-Rev. Melissa Fain-
:Perhaps you've been watching your favorite sexy devil in Lucifer, or maybe you are more old school, like me, and take a page (literally if you look above) from Dante's inferno. Either way, we all have an image that comes to mind when we think of what the devil is supposed to look like. It seems our imaginations go all over the place when we try to picture an adversary to God. I used to have nightmares about Tim Curry's adaptation in Legend. Meanwhile, George Burns' doppelganger in the Oh God franchise made me laugh.
Yet are any of these images biblical?
Many have heard the phrase:
"The biggest trick the devil ever played was convincing the world he didn't exist."
Or, how about this one:
"The devil made me do it."
I hate these phrases because they take away personal accountability. It's too easy to just blame everything on the devil and never take responsibility for the sins of the self. It's dangerous, but what I find even more dangerous is our instance to believe the "Lucifer" story at all.
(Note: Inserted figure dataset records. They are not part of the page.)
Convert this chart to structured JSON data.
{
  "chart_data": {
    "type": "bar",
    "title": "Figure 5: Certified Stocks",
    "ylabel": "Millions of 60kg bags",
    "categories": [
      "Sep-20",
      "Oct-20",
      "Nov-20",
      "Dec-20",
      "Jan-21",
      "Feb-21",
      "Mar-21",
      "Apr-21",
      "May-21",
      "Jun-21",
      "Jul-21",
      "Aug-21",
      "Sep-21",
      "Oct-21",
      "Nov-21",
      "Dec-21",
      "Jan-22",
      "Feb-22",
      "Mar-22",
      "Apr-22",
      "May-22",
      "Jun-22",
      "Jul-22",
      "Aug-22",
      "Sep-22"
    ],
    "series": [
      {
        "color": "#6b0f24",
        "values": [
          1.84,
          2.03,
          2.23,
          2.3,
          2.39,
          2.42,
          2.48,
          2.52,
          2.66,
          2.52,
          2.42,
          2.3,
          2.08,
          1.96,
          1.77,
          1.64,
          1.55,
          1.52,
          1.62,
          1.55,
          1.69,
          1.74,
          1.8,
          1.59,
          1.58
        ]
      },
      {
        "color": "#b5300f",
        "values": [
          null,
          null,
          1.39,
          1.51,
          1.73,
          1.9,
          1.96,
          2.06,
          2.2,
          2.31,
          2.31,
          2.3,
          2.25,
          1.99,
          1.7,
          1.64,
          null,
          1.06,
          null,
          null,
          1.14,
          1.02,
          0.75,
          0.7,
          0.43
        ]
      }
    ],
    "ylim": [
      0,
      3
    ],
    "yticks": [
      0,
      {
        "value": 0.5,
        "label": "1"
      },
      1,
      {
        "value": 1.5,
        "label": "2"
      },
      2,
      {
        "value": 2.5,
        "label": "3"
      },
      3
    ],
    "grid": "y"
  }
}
Now, before I continue, I'm being very specific about the titles. I've talked numerous times about Satan. Legally Speaking, being the most widely read. I've also talked about Azazel and the Scapegoat a couple of times. Most recently being last week. Yet, until today, I've never ever mentioned Lucifer. Why? That answer is multifaceted:
Look, while I am suggesting Lucifer is not a fallen angel, I'm not suggesting evil doesn't exist. Evil is real, and lives in all of us. We can't help it. Anyone who suggests they are as pure as the driven snow is lying. We all fall short of the glory of God. All means all. We should be wary of the devil within us. We are all fallen stars. I want us to see the darkness within ourselves, so we can better care for the light that also resides within us all.